Like all churches that can’t meet in person, this is the next best thing
The changes that COVID-19 has brought about have affected all of society and have not left any corner of life untouched.
The Rev. Dr. Anne E. Fisher, the transitional pastor at Oak Grove Presbyterian Church in Bloomington, knows all too well how her church, like all others, has had to pivot quickly to continue services for the congregation.
With a membership of approximately 500 from the greater Bloomington area, Fisher said the actions that church leadership has taken are steps nobody ever thought would be needed.
“When the governor started limiting social interaction, we strongly invited members not to physically come to church at the March 15 service,” she said.

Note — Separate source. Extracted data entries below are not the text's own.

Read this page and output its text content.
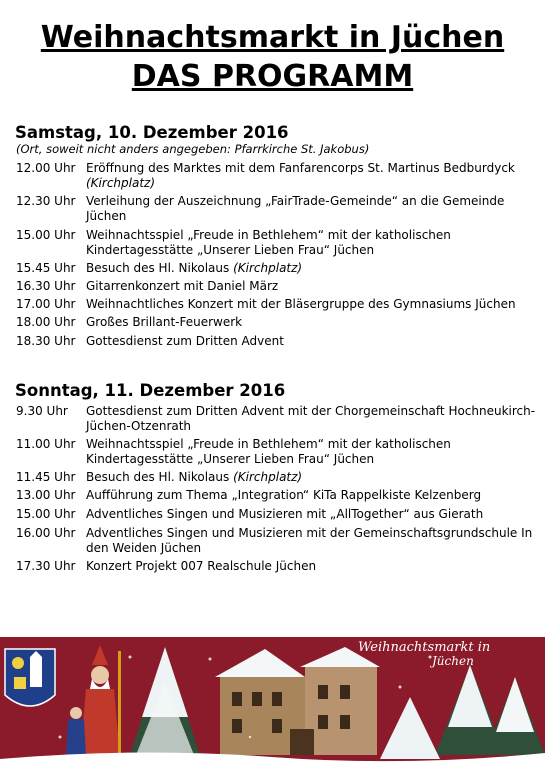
Weihnachtsmarkt in Jüchen
DAS PROGRAMM
Samstag, 10. Dezember 2016
(Ort, soweit nicht anders angegeben: Pfarrkirche St. Jakobus)
12.00 Uhr Eröffnung des Marktes mit dem Fanfarencorps St. Martinus Bedburdyck (Kirchplatz)
12.30 Uhr Verleihung der Auszeichnung „FairTrade-Gemeinde“ an die Gemeinde Jüchen
15.00 Uhr Weihnachtsspiel „Freude in Bethlehem“ mit der katholischen Kindertagesstätte „Unserer Lieben Frau“ Jüchen
15.45 Uhr Besuch des Hl. Nikolaus (Kirchplatz)
16.30 Uhr Gitarrenkonzert mit Daniel März
17.00 Uhr Weihnachtliches Konzert mit der Bläsergruppe des Gymnasiums Jüchen
18.00 Uhr Großes Brillant-Feuerwerk
18.30 Uhr Gottesdienst zum Dritten Advent
Sonntag, 11. Dezember 2016
9.30 Uhr	Gottesdienst zum Dritten Advent mit der Chorgemeinschaft Hochneukirch-Jüchen-Otzenrath
11.00 Uhr Weihnachtsspiel „Freude in Bethlehem“ mit der katholischen Kindertagesstätte „Unserer Lieben Frau“ Jüchen
11.45 Uhr Besuch des Hl. Nikolaus (Kirchplatz)
13.00 Uhr Aufführung zum Thema „Integration“ KiTa Rappelkiste Kelzenberg
15.00 Uhr Adventliches Singen und Musizieren mit „AllTogether“ aus Gierath
16.00 Uhr Adventliches Singen und Musizieren mit der Gemeinschaftsgrundschule In den Weiden Jüchen
17.30 Uhr Konzert Projekt 007 Realschule Jüchen
Weihnachtsmarkt in
Jüchen
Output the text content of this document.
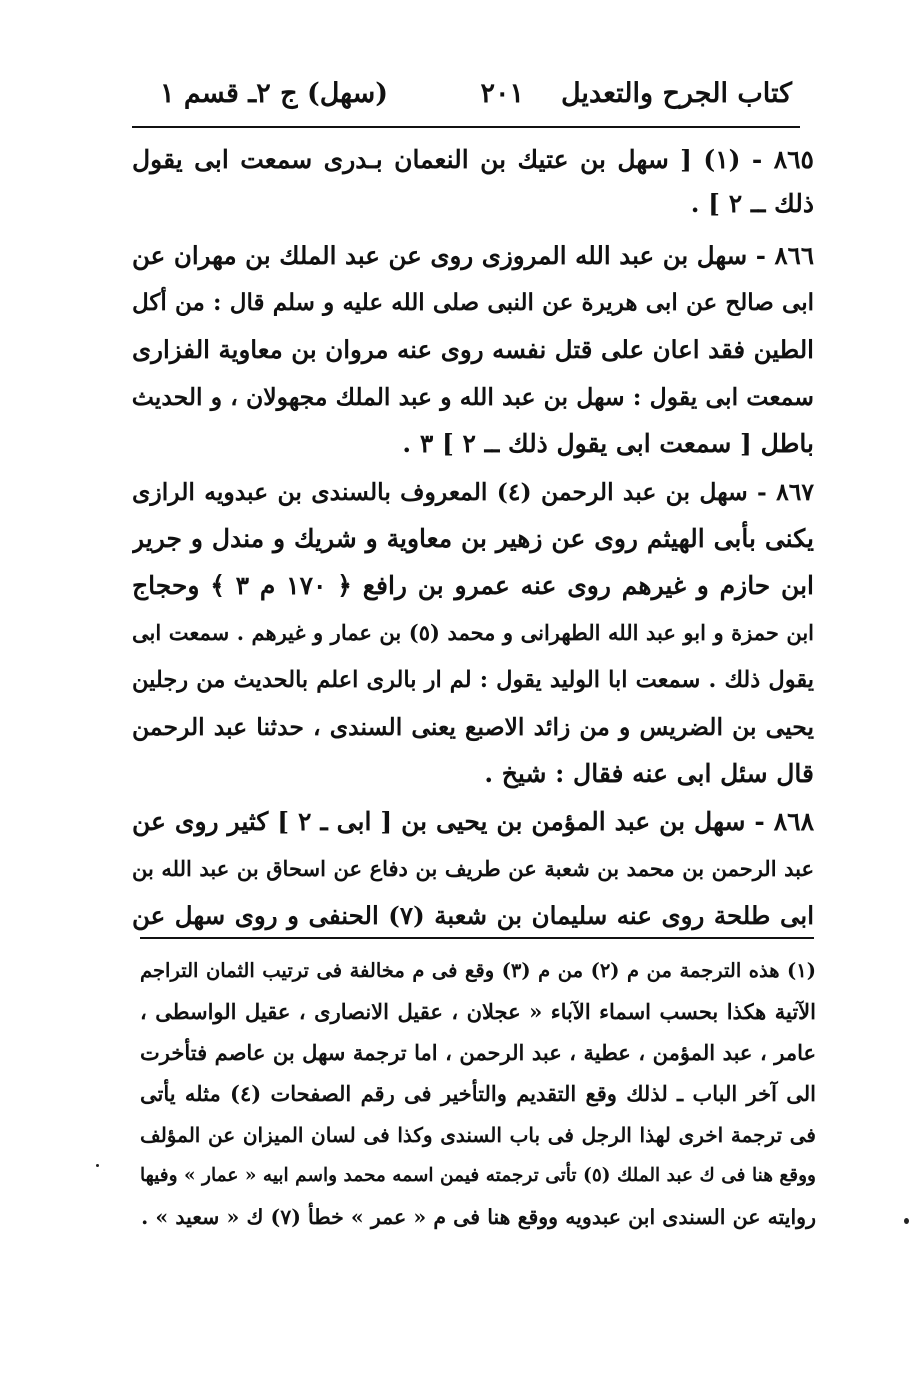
كتاب الجرح والتعديل
٢٠١
(سهل) ج ٢ـ قسم ١
٨٦٥ - (١) [ سهل بن عتيك بن النعمان بـدرى سمعت ابى يقول
ذلك ــ ٢ ] .
٨٦٦ - سهل بن عبد الله المروزى روى عن عبد الملك بن مهران عن
ابى صالح عن ابى هريرة عن النبى صلى الله عليه و سلم قال : من أكل
الطين فقد اعان على قتل نفسه روى عنه مروان بن معاوية الفزارى
سمعت ابى يقول : سهل بن عبد الله و عبد الملك مجهولان ، و الحديث
باطل [ سمعت ابى يقول ذلك ــ ٢ ] ٣ .
٨٦٧ - سهل بن عبد الرحمن (٤) المعروف بالسندى بن عبدويه الرازى
يكنى بأبى الهيثم روى عن زهير بن معاوية و شريك و مندل و جرير
ابن حازم و غيرهم روى عنه عمرو بن رافع ﴿ ١٧٠ م ٣ ﴾ وحجاج
ابن حمزة و ابو عبد الله الطهرانى و محمد (٥) بن عمار و غيرهم . سمعت ابى
يقول ذلك . سمعت ابا الوليد يقول : لم ار بالرى اعلم بالحديث من رجلين
يحيى بن الضريس و من زائد الاصبع يعنى السندى ، حدثنا عبد الرحمن
قال سئل ابى عنه فقال : شيخ .
٨٦٨ - سهل بن عبد المؤمن بن يحيى بن [ ابى ـ ٢ ] كثير روى عن
عبد الرحمن بن محمد بن شعبة عن طريف بن دفاع عن اسحاق بن عبد الله بن
ابى طلحة روى عنه سليمان بن شعبة (٧) الحنفى و روى سهل عن
(١) هذه الترجمة من م (٢) من م (٣) وقع فى م مخالفة فى ترتيب الثمان التراجم
الآتية هكذا بحسب اسماء الآباء « عجلان ، عقيل الانصارى ، عقيل الواسطى ،
عامر ، عبد المؤمن ، عطية ، عبد الرحمن ، اما ترجمة سهل بن عاصم فتأخرت
الى آخر الباب ـ لذلك وقع التقديم والتأخير فى رقم الصفحات (٤) مثله يأتى
فى ترجمة اخرى لهذا الرجل فى باب السندى وكذا فى لسان الميزان عن المؤلف
ووقع هنا فى ك عبد الملك (٥) تأتى ترجمته فيمن اسمه محمد واسم ابيه « عمار » وفيها
روايته عن السندى ابن عبدويه ووقع هنا فى م « عمر » خطأ (٧) ك « سعيد » .
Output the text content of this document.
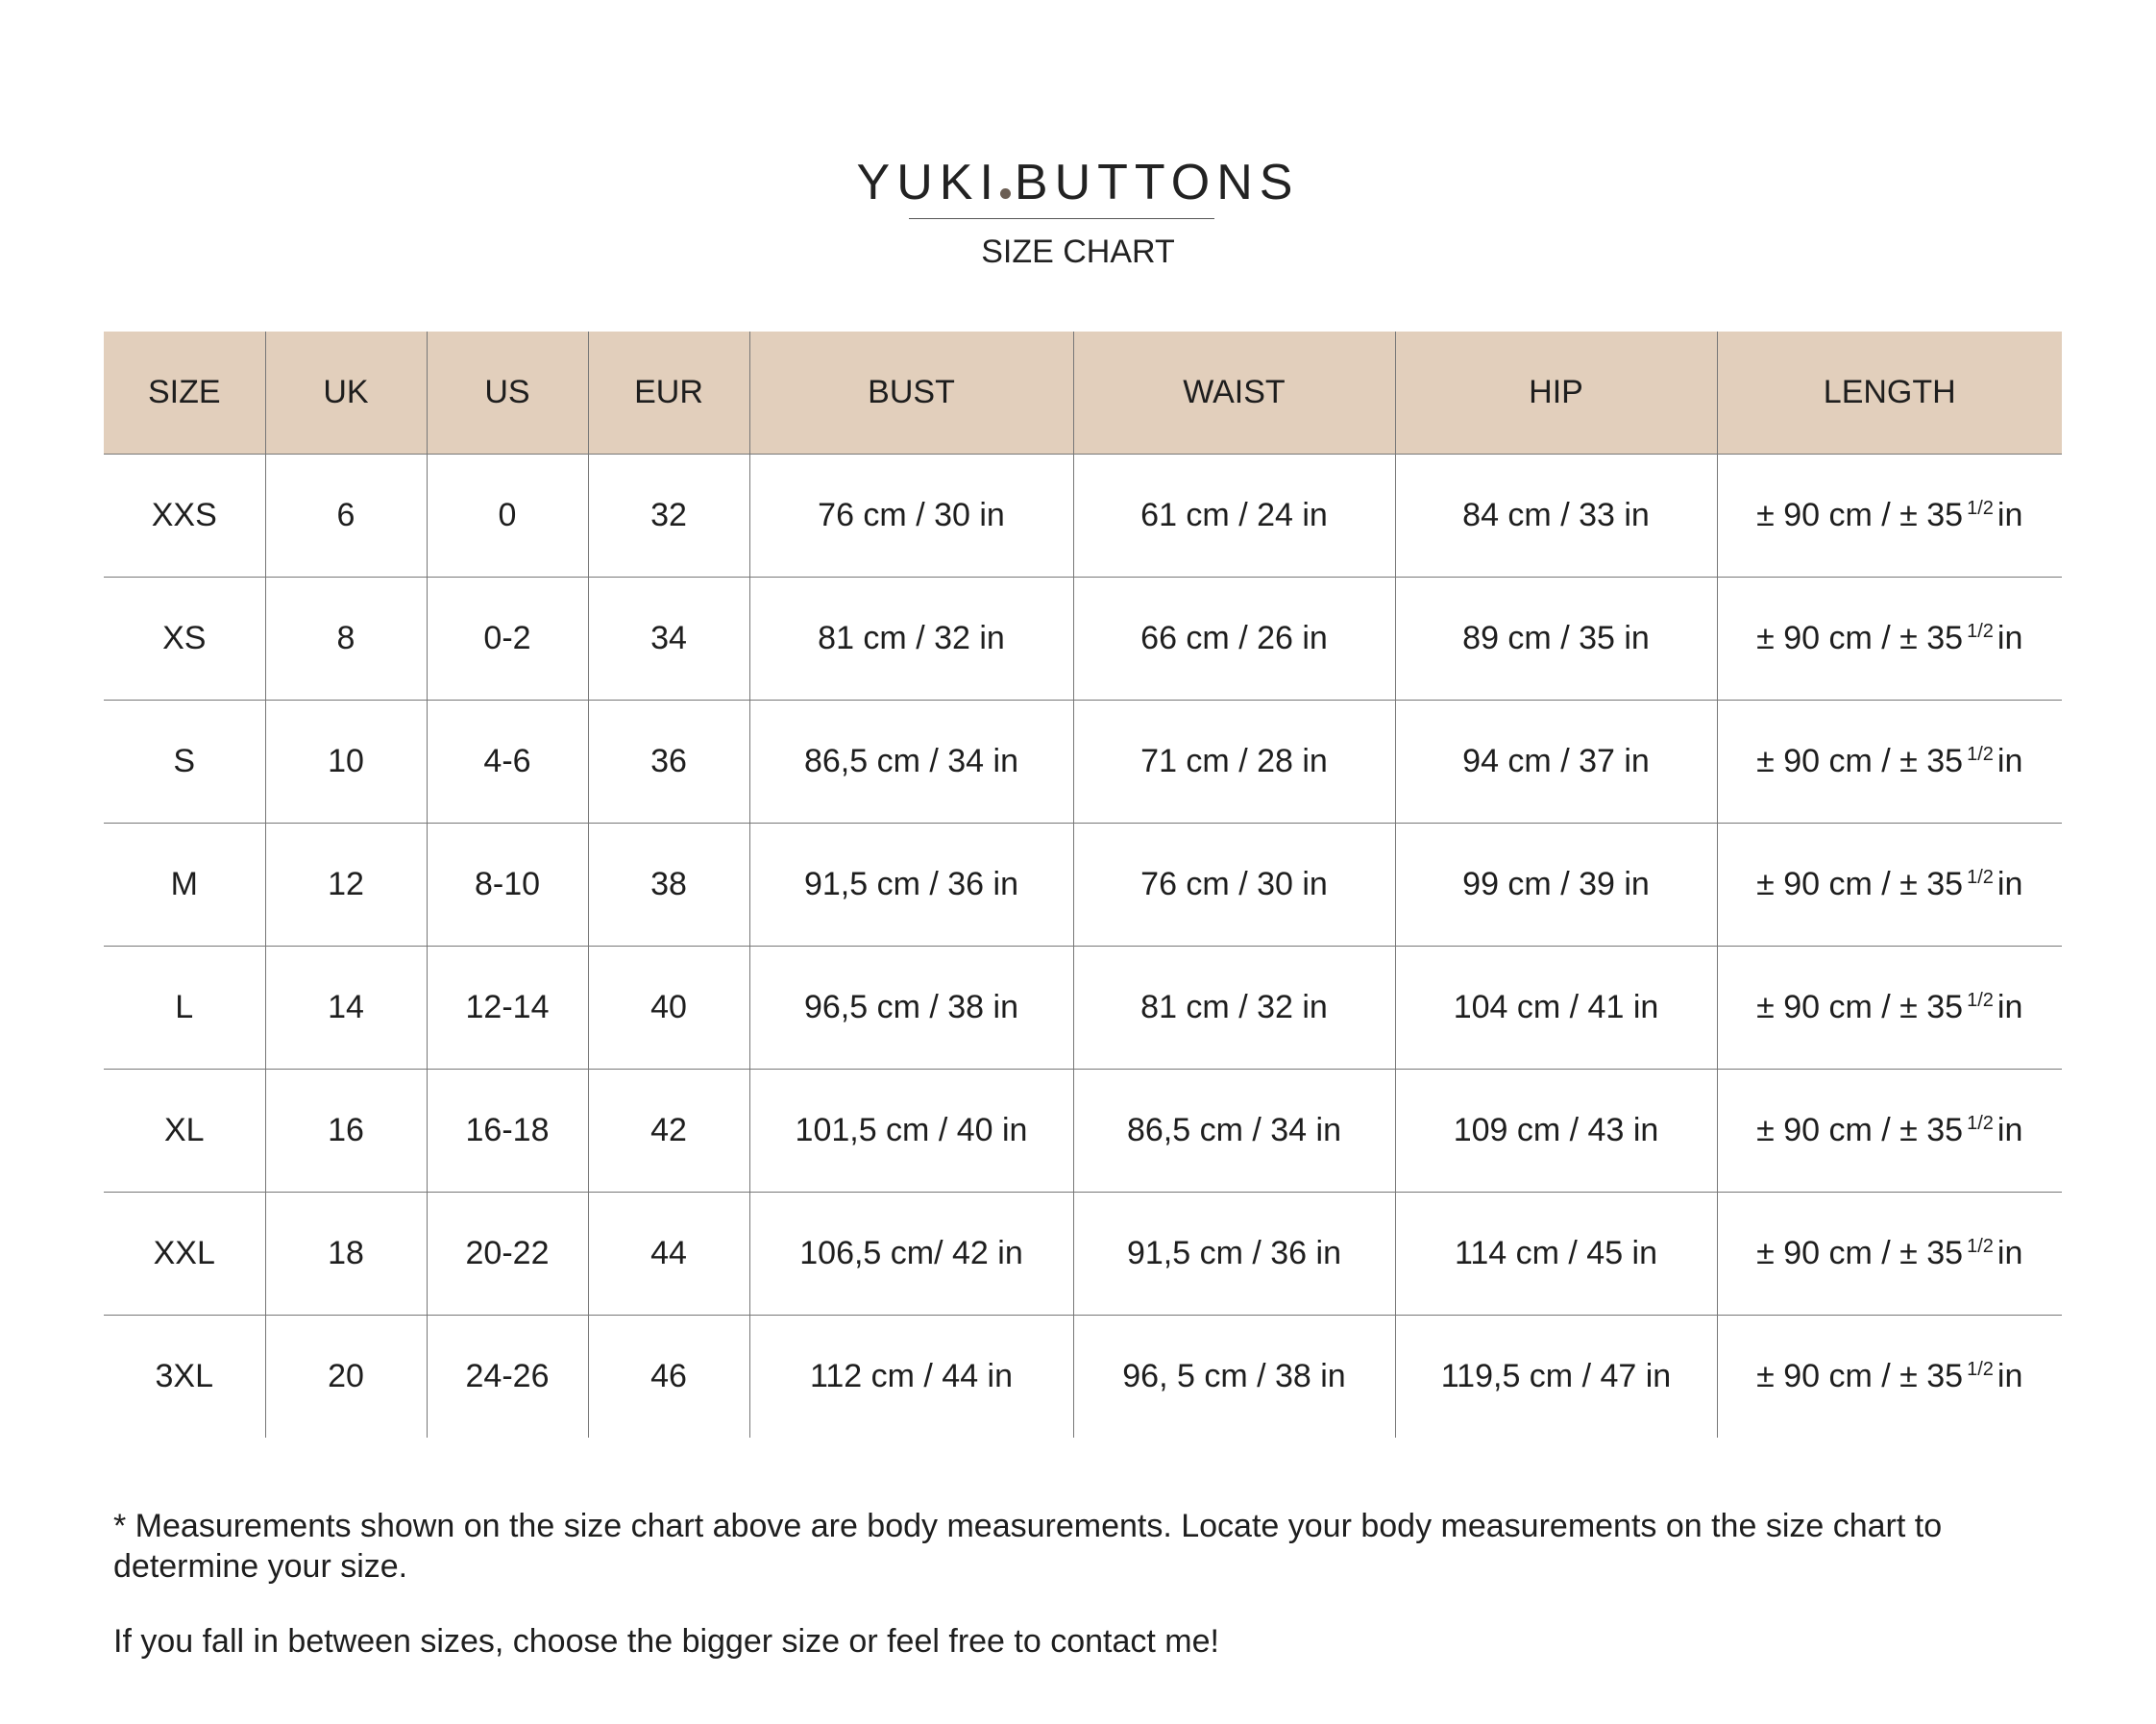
YUKI BUTTONS
SIZE CHART
SIZE	UK	US	EUR	BUST	WAIST	HIP	LENGTH
XXS	6	0	32	76 cm / 30 in	61 cm / 24 in	84 cm / 33 in	± 90 cm / ± 35 $^{1/2}$ in
XS	8	0-2	34	81 cm / 32 in	66 cm / 26 in	89 cm / 35 in	± 90 cm / ± 35 $^{1/2}$ in
S	10	4-6	36	86,5 cm / 34 in	71 cm / 28 in	94 cm / 37 in	± 90 cm / ± 35 $^{1/2}$ in
M	12	8-10	38	91,5 cm / 36 in	76 cm / 30 in	99 cm / 39 in	± 90 cm / ± 35 $^{1/2}$ in
L	14	12-14	40	96,5 cm / 38 in	81 cm / 32 in	104 cm / 41 in	± 90 cm / ± 35 $^{1/2}$ in
XL	16	16-18	42	101,5 cm / 40 in	86,5 cm / 34 in	109 cm / 43 in	± 90 cm / ± 35 $^{1/2}$ in
XXL	18	20-22	44	106,5 cm/ 42 in	91,5 cm / 36 in	114 cm / 45 in	± 90 cm / ± 35 $^{1/2}$ in
3XL	20	24-26	46	112 cm / 44 in	96, 5 cm / 38 in	119,5 cm / 47 in	± 90 cm / ± 35 $^{1/2}$ in
* Measurements shown on the size chart above are body measurements. Locate your body measurements on the size chart to determine your size.
If you fall in between sizes, choose the bigger size or feel free to contact me!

Instead, the church started live-streaming services on its website and Facebook page.
“We also had to postpone a large memorial service of a person who was very active in our membership,” Fisher said. “We have always streamed our worship on the Facebook page and [just recently] started live streaming on our website.”
For those without internet access, Fisher said written service notes were provided. In addition to postponing the memorial service, the church also postponed a scheduled March 22 choir performance where they were to sing the “Rutter Requiem.” That event will now be hosted Nov. 1.
In an effort to continue providing information and to stay in touch with the congregation, the church has sent out emailed and U.S. mail notices regularly.
“Many of our members are regularly calling other members and we are Zooming our adult education and Sunday School online,” Fisher said.
The church does not have the opportunity to pass the collection plate during services, which is income lost by the church. However, Fisher said that the church should be able to stay afloat for a couple of reasons.
“As far as contributions go, we have a donation page on our website giving people different opportunities to give,” Fisher said. “Some of our members give their yearly contribution at the end or beginning of the year. For now, we are OK. Our concern is mostly for those in the greater community who have lost their jobs or are food, shelter, and economically insecure,” she added.
The church has also set up a virtual scavenger hunt that was provided online for the most recent Wednesday Kids gathering.
“Also, when people join the service and make a comment, one of our administrative people respond. It is our virtual ‘passing of the peace,’” she said.
As for the shut-ins, those alone, or those too ill to participate, the church is doing its best to offer spiritual services.
“Our shut-ins and those who are alone are a big concern. Members have been great. They have stepped up and offered to deliver groceries or call for a check-in with our shut-ins,” Fisher said. “We are very concerned about the homeless that they continue to be fed and cared for, as well,” she added.